If you are playing alone, use the same logic in a smaller loop. Decide your safety card before the fight, decide your burst card before the fight, and do not change both after one unlucky turn. One stable change is easier to judge.
Optional Finn McCool Timing
Finn McCool is worth doing when your Chapter 4 plan already works. I do not recommend using the optional superboss to prove a bad build is secretly fine. Defeating Finn for Aggressor is valuable, but the reward is best on players who already know when not to attack.
If a detail is still uncertain, I mark it as a route note instead of pretending it is a datamined number. That keeps the guide useful during the Chapter 5 freshness window without turning estimates into fake certainty.

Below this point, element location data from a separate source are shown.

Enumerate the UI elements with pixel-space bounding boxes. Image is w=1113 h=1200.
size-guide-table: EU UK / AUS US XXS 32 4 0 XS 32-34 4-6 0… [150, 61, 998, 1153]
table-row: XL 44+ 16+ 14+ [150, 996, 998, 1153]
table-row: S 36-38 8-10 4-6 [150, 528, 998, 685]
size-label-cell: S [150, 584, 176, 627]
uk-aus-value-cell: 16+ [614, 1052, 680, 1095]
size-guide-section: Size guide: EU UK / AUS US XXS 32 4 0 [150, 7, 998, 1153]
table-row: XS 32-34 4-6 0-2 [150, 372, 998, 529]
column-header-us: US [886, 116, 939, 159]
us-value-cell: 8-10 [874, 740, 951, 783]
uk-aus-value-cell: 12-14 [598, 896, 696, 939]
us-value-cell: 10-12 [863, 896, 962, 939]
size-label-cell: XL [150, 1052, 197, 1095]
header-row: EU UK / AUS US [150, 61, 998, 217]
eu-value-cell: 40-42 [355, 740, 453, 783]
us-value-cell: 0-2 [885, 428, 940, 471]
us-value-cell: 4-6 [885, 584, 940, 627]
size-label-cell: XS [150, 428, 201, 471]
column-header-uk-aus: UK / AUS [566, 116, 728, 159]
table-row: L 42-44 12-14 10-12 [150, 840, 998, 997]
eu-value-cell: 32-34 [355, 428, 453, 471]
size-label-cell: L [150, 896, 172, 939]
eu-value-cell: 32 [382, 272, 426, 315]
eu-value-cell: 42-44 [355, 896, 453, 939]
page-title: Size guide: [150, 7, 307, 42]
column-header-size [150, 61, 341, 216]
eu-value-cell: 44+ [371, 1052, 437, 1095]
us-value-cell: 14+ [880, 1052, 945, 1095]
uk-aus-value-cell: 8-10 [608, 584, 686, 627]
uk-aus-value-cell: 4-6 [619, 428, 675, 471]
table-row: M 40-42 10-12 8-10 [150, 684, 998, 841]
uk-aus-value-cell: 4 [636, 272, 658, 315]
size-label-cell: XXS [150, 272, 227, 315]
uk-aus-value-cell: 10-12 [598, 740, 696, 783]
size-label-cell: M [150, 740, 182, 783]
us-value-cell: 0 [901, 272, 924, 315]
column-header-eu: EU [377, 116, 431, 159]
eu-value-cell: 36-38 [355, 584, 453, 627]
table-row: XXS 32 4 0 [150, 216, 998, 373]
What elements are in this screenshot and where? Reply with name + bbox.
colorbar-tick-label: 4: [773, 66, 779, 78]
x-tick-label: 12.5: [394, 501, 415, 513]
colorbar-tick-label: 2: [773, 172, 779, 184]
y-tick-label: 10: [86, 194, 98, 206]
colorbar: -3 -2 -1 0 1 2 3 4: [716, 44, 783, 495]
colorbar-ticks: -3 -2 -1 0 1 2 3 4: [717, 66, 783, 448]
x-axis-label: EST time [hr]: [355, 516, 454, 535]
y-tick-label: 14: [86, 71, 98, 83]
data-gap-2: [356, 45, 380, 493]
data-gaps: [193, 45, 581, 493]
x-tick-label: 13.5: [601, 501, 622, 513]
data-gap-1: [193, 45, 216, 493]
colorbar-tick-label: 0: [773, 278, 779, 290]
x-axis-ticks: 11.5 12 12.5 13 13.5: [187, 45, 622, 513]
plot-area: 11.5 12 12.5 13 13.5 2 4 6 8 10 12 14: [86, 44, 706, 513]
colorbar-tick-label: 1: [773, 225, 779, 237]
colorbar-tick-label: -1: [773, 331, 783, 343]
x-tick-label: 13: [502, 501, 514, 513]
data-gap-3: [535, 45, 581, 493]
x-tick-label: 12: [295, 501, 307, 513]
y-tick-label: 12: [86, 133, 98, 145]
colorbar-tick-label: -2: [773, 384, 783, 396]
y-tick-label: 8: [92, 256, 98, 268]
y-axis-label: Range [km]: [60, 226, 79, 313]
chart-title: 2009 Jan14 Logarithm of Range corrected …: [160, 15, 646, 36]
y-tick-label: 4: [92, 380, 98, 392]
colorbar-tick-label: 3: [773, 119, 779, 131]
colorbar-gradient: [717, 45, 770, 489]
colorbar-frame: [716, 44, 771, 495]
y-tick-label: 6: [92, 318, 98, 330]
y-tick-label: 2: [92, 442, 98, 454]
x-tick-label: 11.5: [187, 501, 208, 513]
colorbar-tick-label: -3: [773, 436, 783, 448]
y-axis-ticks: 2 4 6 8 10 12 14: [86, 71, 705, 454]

The calculator is intentionally a planning tool, not a replacement for watching the boss. If the score says a damage card is efficient but the fight keeps killing Cassie, the score is not wrong; it is answering the wrong question. In that case the guide overrides the math and moves protection higher.
The Chapter 5 freshness window makes this discipline more important, not less. New pages often rush to be first and forget to be useful. I would rather publish fewer claims and update them than fill the guide with confident guesses.
Chapter 5 Prep After Firebrand
After Chapter 4, start building around protection and turn economy. Chapter 5 introduces Cassie, Trinity Castle, and Frostmaw pressure where one protected ally can decide the fight. Do not carry a pure damage deck forward just because it won the last chapter once.
After the fight, keep the lesson and drop the overfitted card. A boss-specific answer can be perfect for ten minutes and wrong for the next area. That is why this guide links back to the calculator and the card meta page instead of freezing one universal loadout.
This page will stay useful after balance changes if the reasoning is visible. A patch can change a number, but it rarely removes the core problem of a fight: status pressure, action economy, burst timing, or ally protection. I keep those labels in the text so future updates can replace details without rewriting the route from zero.
After each route, I keep notes for the calculator. If a card repeatedly saves a bad turn, its turn-economy value deserves to be high. If a card only looks good in a perfect clip, it stays out of the default recommendation.
FAQ
Is Aggressor required before Chapter 5?
No. It is strong, but it creates risk if the party lacks recovery and defense.
What party size is best for The Ancients?
Four players is the most comfortable because roles can stay separate.